Bu kadar ileriye gitmesini beklemiyordum. Tae hızla çıkıp gitti. O sırada bir inleme duyduk. 

''Ahhhhhh!'' So Eun inlemişti.O an So Eun'un doğuracağını anladım. Herkes apar topar hastaneye giderken ben gizlice sıyrılıp Tae'nin peşinden gittim. Bir yandan taksi ile onu takip ediyor, bir yandan telefonunu arıyordum. Fakat nafile.  

On beş dakika sonra evine varmıştık. Hızla içeri girip kapıyı kapatmıştı. Kapıya doğru koştum. Bir yandan zili çalıyor bir yandan kapıyı yumrukluyordum. Ama açmıyordu. Bağırmaya başladım. Şimdi vaz geçemezdim. O an yağmurun  çiselemeye başladığını fark ettim. Yağmurdan kaçabileceğim hiç bir yer yoktu.Sanırım bu yüzden Tae kapıyı açtı.

''Gir içeri! Ama sakın tek kelime etme.'' dedi. Hızla içeri girdim. Tae'nin yanına gittim. 

''Bak, dinlemek istememeni anlıyorum. Ama söyleyeceklerim çok önemli.'' dedim.

''Duymak istemiyorum.'' 

''Lanet olsun Tae Hyung. O kızın tek başına mı doğurmasını istiyorsun?'' diye bağırdım.

''Bebeğin sorumluluğunu almayacağımı söylemiştim.'' dedi. O an ona  tokat attım.

''Kendine gel Kim Tae Hyung! Sen bu değilsin. Bu sadece bana duyduğun kin ve hırs. Lütfen bunu So Eun'a yapma. Hala onu sevdiğini biliyorum.
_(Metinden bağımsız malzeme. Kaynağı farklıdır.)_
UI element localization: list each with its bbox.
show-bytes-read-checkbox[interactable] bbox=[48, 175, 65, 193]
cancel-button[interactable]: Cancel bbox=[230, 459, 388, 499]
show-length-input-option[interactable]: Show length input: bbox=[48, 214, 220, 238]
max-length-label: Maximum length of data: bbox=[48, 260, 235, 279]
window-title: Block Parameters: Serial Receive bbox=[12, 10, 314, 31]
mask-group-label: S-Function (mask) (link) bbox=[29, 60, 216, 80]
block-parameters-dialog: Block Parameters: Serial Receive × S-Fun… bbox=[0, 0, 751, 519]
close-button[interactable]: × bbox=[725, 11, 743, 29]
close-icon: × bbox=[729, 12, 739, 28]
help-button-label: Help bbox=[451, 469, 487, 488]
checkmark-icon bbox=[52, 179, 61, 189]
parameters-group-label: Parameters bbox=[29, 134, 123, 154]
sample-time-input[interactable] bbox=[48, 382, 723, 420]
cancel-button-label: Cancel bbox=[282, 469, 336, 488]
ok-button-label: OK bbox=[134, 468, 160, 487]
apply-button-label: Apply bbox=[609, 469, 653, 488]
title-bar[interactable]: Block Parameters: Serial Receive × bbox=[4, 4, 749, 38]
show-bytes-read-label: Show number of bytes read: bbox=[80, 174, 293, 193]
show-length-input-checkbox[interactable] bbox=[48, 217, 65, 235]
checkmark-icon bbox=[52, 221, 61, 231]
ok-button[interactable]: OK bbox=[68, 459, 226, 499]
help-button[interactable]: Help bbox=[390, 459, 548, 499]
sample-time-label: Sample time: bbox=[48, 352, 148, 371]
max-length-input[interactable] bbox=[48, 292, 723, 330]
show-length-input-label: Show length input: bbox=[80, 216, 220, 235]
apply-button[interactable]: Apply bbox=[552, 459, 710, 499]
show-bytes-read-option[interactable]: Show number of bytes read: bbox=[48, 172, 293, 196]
Hadi diyelim ki onu sevmiyorsun, ki sevdiğinden eminim, sen kendi çocuğunu umursamayacak biri değilsin. Yapma Tae! Sen böyle biri değilsin. Beni sevdiğin falan yok. Beni sadece çocukken sevmiştin. Yapmak istediğin tek şey bana kızdığın için  annemin yaptıklarının acısını çıkarmak istiyorsun. Ama ikimiz de biliyoruz ki sen bu değilsin.

Dışardaki yağmuru görüyor musun? Sana da bana yıllar önce  söylediklerini hatırlatmadı mı? 

' Yu Jin~ah! Yağmur demek birileri ağlıyor demektir. Yalnızdır, yardıma ihtiyacı var demektir. Keşke kimse ağlamasa.  Keşke herkesi güldürebilsem. Söz ver bana, kimseyi ağlatmayacağına ve yalnıza yardım eli uzatacağına. Çünkü ancak o zaman bir insan olursun.'

Küçücük bir çocukken bunları düşünüyordun ama şimdi birilerini ağlatıyorsun. Sevdiğini kabul etmesen de en azından ona yardım etmen gerekmez mi? Hadi yardım etmeyi de geçtim, sen çocukları sevmez miydin? Şimdi nasıl olur da kendi çocuğuna bunu yaparsın? Lütfen Tae Hyung~ah! Lütfen kendine gel artık.'' dedim.